Modifié le 17 octobre 2016 à 18:42

#SchweizerAufschrei, le cri des femmes contre le sexisme ordinaire

Des centaines de femmes dénoncent les actes de harcèlement dont elles sont victimes
Des centaines de femmes dénoncent les actes de harcèlement dont elles sont victimes 19h30 / 2 min. / le 16 octobre 2016
Des centaines de femmes dénoncent sur internet les actes de harcèlement dont elles sont victimes en Suisse avec le #SchweizerAufschrei. Retour sur un mouvement qui puise son origine dans de récentes sorties médiatiques jugées sexistes.

Franziska Schutzbach ne pensait pas frapper un si grand coup. Avec quatre autres femmes, elle a lancé jeudi dernier un cri sur Twitter: #SchweizerAufschrei. Un cri pour dénoncer le sexisme au quotidien. Depuis, les témoignages d'attouchements déplacés, d'humiliations ou de mépris affluent par centaines.

"A l’âge de 14 ans, je promenais mon chien dans la forêt. Un homme est arrivé sur son vélo. Il s’est arrêté, s’est mis à jouer avec le chien. Il se montrait très sympathique. Et tout à coup, il s’est approché et m’a saisi la poitrine", se remémore la blogueuse et chercheuse bâloise à l'origine du mouvement.

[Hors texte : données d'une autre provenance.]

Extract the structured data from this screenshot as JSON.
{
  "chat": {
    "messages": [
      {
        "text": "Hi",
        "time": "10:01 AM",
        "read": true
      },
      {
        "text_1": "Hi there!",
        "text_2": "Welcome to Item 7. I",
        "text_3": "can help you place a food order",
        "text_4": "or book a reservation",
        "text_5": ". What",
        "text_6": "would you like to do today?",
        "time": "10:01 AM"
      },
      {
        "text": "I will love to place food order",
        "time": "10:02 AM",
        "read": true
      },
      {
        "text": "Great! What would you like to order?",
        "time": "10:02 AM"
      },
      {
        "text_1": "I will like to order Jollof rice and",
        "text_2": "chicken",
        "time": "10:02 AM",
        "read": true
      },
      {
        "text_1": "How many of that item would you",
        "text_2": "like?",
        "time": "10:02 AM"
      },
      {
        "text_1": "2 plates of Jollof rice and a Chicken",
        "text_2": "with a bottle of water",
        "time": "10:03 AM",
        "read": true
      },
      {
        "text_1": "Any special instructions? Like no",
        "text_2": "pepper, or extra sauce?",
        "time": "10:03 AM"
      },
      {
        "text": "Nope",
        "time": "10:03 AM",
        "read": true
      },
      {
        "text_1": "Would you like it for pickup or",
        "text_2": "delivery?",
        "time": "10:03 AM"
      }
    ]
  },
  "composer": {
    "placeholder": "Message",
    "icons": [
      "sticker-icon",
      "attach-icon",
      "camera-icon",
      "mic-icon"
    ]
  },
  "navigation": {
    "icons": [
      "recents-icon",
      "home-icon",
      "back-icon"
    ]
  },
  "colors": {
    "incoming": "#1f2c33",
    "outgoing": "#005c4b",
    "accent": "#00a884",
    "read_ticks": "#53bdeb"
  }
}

"On entend les moins douloureux"

Derrière ces témoignages se cache une volonté de montrer que ces comportements n'ont rien de normal. "Rien que cette semaine, j'ai eu droit à un tripotage des fesses par un client aviné, sans parler de l'ex-patron qui ne voit pas le mal à utiliser ses mains de manière inappropriée. Je n'accepte plus d'être un objet sexualisé", décrit une autre femme sous couvert d'anonymat.

"Ces derniers jours, on entend les témoignages les moins douloureux, comme les choses que les femmes peuvent encore se permettre de dévoiler en public", analyse Franziska Schutzbach. Et d'ajouter que les études montrent que la plupart des cas se passent dans le proche entourage, ce qui rend l’exercice d’autant plus difficile.

Catalyseurs du mouvement, on retrouve les propos sexistes de Donald Trump, ou encore les mots d’une conseillère nationale UDC sur la part de responsabilité des femmes naïves.

>> Lire: Tollé après les propos d'une élue UDC sur le viol et ses victimes "naïves" ou Accumulation d'accusations sexuelles contre Donald Trump, qui crie au complot

La politique aussi touchée

Le sexisme n’épargne pas le monde politique suisse. A Genève, la conseillère municipale socialiste Olga Baranova fait partie des quelques Romandes qui ont témoigné ces derniers jours.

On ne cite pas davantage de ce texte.